Анализируя эволюцию пореформенной деревни, Б.Н. Миронов в своем капитальном и широко известном труде «Социальная история России периода империи…» подчеркивает высокий темп приобретения крестьянами земли в личную собственность за пределами общины. За 40 пореформенных лет рост составил 1,5 раза по числу продаж (в год) и 15 раз – по площади земельных участков, приобретаемых крестьянами в частную собственность (19, с. 481). Весьма характерное различие этих показателей, напротив, указывает на сравнительно небольшое и крайне медленно увеличивавшееся в пореформенное время число зажиточных крестьян, имевших желание и возможность приобретать дополнительную (помимо общинной) землю в личную собственность.

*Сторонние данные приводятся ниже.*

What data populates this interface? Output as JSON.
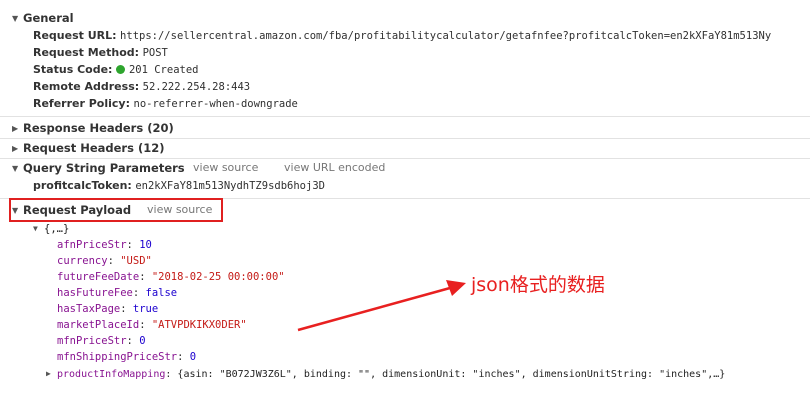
{
  "general": {
    "title": "General",
    "request_url_label": "Request URL:",
    "request_url": "https://sellercentral.amazon.com/fba/profitabilitycalculator/getafnfee?profitcalcToken=en2kXFaY81m513Ny",
    "method_label": "Request Method:",
    "method": "POST",
    "status_label": "Status Code:",
    "status": "201 Created",
    "status_color": "#2ea52e",
    "remote_label": "Remote Address:",
    "remote": "52.222.254.28:443",
    "referrer_label": "Referrer Policy:",
    "referrer": "no-referrer-when-downgrade"
  },
  "response_headers": {
    "title": "Response Headers (20)"
  },
  "request_headers": {
    "title": "Request Headers (12)"
  },
  "query_params": {
    "title": "Query String Parameters",
    "view_source": "view source",
    "view_url_encoded": "view URL encoded",
    "token_label": "profitcalcToken:",
    "token": "en2kXFaY81m513NydhTZ9sdb6hoj3D"
  },
  "payload": {
    "title": "Request Payload",
    "view_source": "view source",
    "root": "{,…}",
    "fields": [
      {
        "key": "afnPriceStr",
        "value": "10",
        "type": "num"
      },
      {
        "key": "currency",
        "value": "\"USD\"",
        "type": "str"
      },
      {
        "key": "futureFeeDate",
        "value": "\"2018-02-25 00:00:00\"",
        "type": "str"
      },
      {
        "key": "hasFutureFee",
        "value": "false",
        "type": "num"
      },
      {
        "key": "hasTaxPage",
        "value": "true",
        "type": "num"
      },
      {
        "key": "marketPlaceId",
        "value": "\"ATVPDKIKX0DER\"",
        "type": "str"
      },
      {
        "key": "mfnPriceStr",
        "value": "0",
        "type": "num"
      },
      {
        "key": "mfnShippingPriceStr",
        "value": "0",
        "type": "num"
      }
    ],
    "product_key": "productInfoMapping",
    "product_value": "{asin: \"B072JW3Z6L\", binding: \"\", dimensionUnit: \"inches\", dimensionUnitString: \"inches\",…}"
  },
  "annotation": {
    "text": "json格式的数据",
    "color": "#e82020"
  },
  "icons": {
    "expanded": "triangle-down-icon",
    "collapsed": "triangle-right-icon"
  }
}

Увеличение числа продаж в 1,5 раза за 40 пореформенных лет – это безусловный провал политики хозяйственной эмансипации крестьянства и стимулирования его перехода к частному землевладению, симптом глубочайшей хозяйственной стагнации пореформенной деревни. Дело в том, что за тот же период численность соответствующих категорий сельского населения увеличилась (за счет ускорявшегося в этот период демографического роста) более чем в полтора раза, по авторской оценке – в 1,6–1,7 раза. Тем самым в расчете на сельскую «душу населения» ежегодное число продаж в пореформенный период сократилось. В качестве характеристики «тяги крестьян к частной земле» Б.Н. Миронов обращается, что вполне резонно, к подсчету числа домохозяйств, воспользовавшихся правом выхода при досрочном выкупе своего общинного надела и легально вышедших из общины: по его оценке, таковых было – 140 тыс. (там же, с. 481). Если к этому присовокупить 490 тыс. крестьян, купивших землю в личную собственность за пределами общины, на стороне, то итог будет немногим более 600 тыс. из 9,5 млн. крестьянских домохозяйств (там же, с. 479–481).

Учитывая преграды, которые ставило правительство процессу хозяйственной эмансипации крестьянства (в частности, закон 1893 г.), следует признать, что реформаторы очень старались, чтобы максимально ограничить число крестьян, способных реализовать «тягу к частной земле». Подавляющее большинство крестьян в первые четыре пореформенных десятилетия (вплоть до первой русской революции и столыпинских преобразований) такой возможности не имело, и реформа им такой возможности не предоставила, несмотря на стремительно сокращавшийся размер их земельного надела в расчете на душу крестьянского населения. Вместе с тем резкое (по разным оценкам, 10–15-кратное за 40 лет) увеличение площадей приобретаемых земельных участков указывает на то, что пореформенные порядки стимулировали поляризацию крестьянства и укрепляли позиции сельских «мироедов».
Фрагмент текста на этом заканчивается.